Key insights and climate applications
The examples in this notebook illustrate fundamental principles that apply across all probability distributions:
Distribution functions work together: PDFs/PMFs, CDFs, and quantile functions provide complementary views of the same underlying uncertainty.
Discrete and continuous cases follow similar logic: The mathematical relationships remain consistent whether dealing with counts or continuous measurements.
Multiple variables require joint modeling: Real climate systems involve correlated variables that must be modeled together for accurate risk assessment.

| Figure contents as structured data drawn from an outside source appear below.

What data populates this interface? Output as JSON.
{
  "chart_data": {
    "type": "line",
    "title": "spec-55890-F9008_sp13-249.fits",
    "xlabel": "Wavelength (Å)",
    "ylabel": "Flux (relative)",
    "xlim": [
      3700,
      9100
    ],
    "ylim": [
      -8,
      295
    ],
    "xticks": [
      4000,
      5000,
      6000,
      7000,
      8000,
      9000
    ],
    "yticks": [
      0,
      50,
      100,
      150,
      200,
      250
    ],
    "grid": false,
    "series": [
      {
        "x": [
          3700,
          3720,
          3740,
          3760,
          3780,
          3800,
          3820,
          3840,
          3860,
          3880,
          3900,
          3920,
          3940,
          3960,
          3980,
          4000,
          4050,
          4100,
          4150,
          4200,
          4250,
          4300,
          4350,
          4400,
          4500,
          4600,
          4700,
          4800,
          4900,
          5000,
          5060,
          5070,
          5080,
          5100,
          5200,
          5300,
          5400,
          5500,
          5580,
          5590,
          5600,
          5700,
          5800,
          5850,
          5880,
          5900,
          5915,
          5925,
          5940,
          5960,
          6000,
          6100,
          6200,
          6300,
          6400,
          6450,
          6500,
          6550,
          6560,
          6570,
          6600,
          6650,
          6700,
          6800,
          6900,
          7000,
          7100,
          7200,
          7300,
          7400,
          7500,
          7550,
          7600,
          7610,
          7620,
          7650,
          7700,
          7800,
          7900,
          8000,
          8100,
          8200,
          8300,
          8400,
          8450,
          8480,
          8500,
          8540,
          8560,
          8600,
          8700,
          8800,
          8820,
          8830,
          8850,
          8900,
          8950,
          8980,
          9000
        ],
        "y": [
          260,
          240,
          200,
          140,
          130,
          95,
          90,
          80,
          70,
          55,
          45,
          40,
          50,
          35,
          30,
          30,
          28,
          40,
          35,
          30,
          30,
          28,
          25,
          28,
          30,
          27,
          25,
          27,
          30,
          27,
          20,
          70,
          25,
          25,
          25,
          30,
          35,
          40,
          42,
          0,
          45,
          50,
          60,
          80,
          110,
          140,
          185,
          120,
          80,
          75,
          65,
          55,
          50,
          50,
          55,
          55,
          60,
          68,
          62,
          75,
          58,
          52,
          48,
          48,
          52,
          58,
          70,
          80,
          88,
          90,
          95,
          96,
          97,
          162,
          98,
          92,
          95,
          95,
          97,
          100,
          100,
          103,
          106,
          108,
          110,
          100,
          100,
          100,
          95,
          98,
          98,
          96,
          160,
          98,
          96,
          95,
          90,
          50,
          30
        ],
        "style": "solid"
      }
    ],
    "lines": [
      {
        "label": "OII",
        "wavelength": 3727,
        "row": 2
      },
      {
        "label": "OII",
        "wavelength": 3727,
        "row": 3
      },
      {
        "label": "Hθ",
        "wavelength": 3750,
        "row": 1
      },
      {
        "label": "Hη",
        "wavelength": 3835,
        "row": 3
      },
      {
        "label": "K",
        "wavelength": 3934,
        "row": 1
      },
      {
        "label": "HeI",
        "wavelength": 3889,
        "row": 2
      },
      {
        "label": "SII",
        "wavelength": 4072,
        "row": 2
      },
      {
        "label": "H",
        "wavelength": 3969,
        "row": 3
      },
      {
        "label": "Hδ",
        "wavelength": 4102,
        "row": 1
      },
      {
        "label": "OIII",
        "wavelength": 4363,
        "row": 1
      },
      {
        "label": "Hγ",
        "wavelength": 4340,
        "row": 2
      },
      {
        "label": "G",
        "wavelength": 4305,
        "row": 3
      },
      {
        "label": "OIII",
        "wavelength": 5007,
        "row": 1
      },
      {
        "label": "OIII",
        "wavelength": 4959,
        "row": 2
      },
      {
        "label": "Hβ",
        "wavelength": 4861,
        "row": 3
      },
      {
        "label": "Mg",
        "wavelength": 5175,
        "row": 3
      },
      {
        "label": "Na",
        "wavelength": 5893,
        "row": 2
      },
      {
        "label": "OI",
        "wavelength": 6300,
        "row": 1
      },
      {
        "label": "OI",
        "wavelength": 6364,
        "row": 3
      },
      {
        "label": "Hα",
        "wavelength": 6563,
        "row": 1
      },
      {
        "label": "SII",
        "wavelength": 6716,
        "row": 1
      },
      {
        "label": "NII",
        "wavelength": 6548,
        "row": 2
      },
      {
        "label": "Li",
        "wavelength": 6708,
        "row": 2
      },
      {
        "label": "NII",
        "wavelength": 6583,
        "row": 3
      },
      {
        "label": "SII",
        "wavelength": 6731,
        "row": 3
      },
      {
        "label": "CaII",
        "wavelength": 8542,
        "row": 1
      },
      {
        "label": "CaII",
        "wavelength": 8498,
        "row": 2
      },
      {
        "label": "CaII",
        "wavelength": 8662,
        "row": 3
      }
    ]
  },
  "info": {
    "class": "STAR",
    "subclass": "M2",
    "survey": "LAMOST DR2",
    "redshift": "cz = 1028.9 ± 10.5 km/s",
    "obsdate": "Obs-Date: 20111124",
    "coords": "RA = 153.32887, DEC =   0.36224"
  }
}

In climate applications, these concepts appear when: - Modeling temperature distributions to assess heat wave probabilities - Analyzing extreme precipitation using heavy-tailed distributions - Understanding joint temperature-humidity relationships for heat stress assessment - Characterizing the frequency of compound events like concurrent drought and heat
The computational tools demonstrated here provide the foundation for more complex statistical inference methods covered in subsequent notebooks.